RIP David Antin (1932–2016)

Cover image for Radical Coherency: Selected Essays on Art and Literature, 1966 to 2005, by David Antin. Photo by: Phel Steinmetz.

The University of Chicago Press published David Antin’s Radical Coherency: Selected Essays on Art and Literature, 1966 to 2005, in 2011. The book collected Antin’s singular talk pieces and lecture-performances, as well as a variety of critical takes on everything from his art world contemporaries to exhumations of Ludwig Wittgenstein’s minor philosophical asides. It was a big deal to me to get to work on the book and to exchange emails with David, and it’s certainly the only piece of marketing copy for which the work triggered my use of the phrase, “trademark antiformalist panache.” I’ll miss David, and talking with David—it was talking, after all, that was truly his medium, made all the more inimitable by the combination of a ceaseless curiosity and real sense of living in (and writing one’s self into) history.
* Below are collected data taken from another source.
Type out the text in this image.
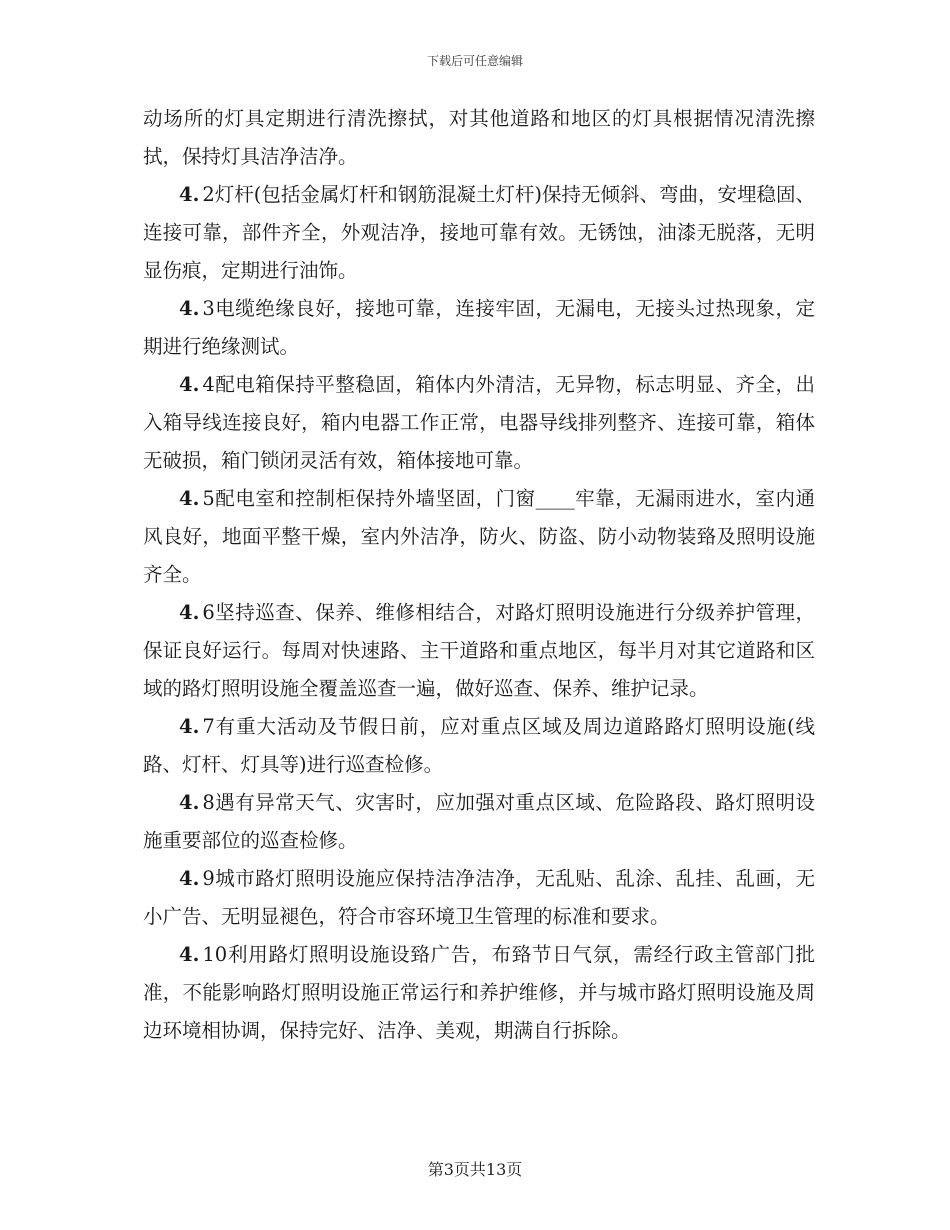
下载后可任意编辑

动场所的灯具定期进行清洗擦拭，对其他道路和地区的灯具根据情况清洗擦拭，保持灯具洁净洁净。

4. 2灯杆(包括金属灯杆和钢筋混凝土灯杆)保持无倾斜、弯曲，安埋稳固、连接可靠，部件齐全，外观洁净，接地可靠有效。无锈蚀，油漆无脱落，无明显伤痕，定期进行油饰。

4. 3电缆绝缘良好，接地可靠，连接牢固，无漏电，无接头过热现象，定期进行绝缘测试。

4. 4配电箱保持平整稳固，箱体内外清洁，无异物，标志明显、齐全，出入箱导线连接良好，箱内电器工作正常，电器导线排列整齐、连接可靠，箱体无破损，箱门锁闭灵活有效，箱体接地可靠。

4. 5配电室和控制柜保持外墙坚固，门窗____牢靠，无漏雨进水，室内通风良好，地面平整干燥，室内外洁净，防火、防盗、防小动物装臵及照明设施齐全。

4. 6坚持巡查、保养、维修相结合，对路灯照明设施进行分级养护管理，保证良好运行。每周对快速路、主干道路和重点地区，每半月对其它道路和区域的路灯照明设施全覆盖巡查一遍，做好巡查、保养、维护记录。

4. 7有重大活动及节假日前，应对重点区域及周边道路路灯照明设施(线路、灯杆、灯具等)进行巡查检修。

4. 8遇有异常天气、灾害时，应加强对重点区域、危险路段、路灯照明设施重要部位的巡查检修。

4. 9城市路灯照明设施应保持洁净洁净，无乱贴、乱涂、乱挂、乱画，无小广告、无明显褪色，符合市容环境卫生管理的标准和要求。

4. 10利用路灯照明设施设臵广告，布臵节日气氛，需经行政主管部门批准，不能影响路灯照明设施正常运行和养护维修，并与城市路灯照明设施及周边环境相协调，保持完好、洁净、美观，期满自行拆除。

第3页共13页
That said, rather than the usual series of formal obits (though you can read them here, and here, and also here), here’s a couple of remembrances from Antin’s friends, Charles Bernstein and Marjorie Perloff, another way of paying tribute to and honoring his conversations.

From Charles Bernstein, at Jacket2:

A great inspiration, radical model, dearest friend, and ever an iconoclast.

David Antin was one of the great American poets of the postwar period, transforming both the practice of poetry and the essay. His ‘talk poems’ are chock full of startlingly philosophical insight, compelling autobiographical turns, and bursts of comic genius. His work is the record of a person thinking out loud, weaving narratives on the fly, and making poems that are as engaging as they are wise.

From Marjorie Perloff, posted on Facebook:

Word has just reached me that David Antin died last night! David had been suffering from Parkinson’s for some years and he evidently took a fall a few days ago and was in the ICU struggling. And now it is over. David was one of my oldest friends; I have known him and Elly for over forty years. He was a unique poet and great original thinker; I also consider him a true mentor: he taught me so many things about the arts. So this is a sad sad day for many of us. But as Blaise, David’s son, just suggested to me, David could say with Wittgenstein, “Tell them I’ve had a wonderful life.”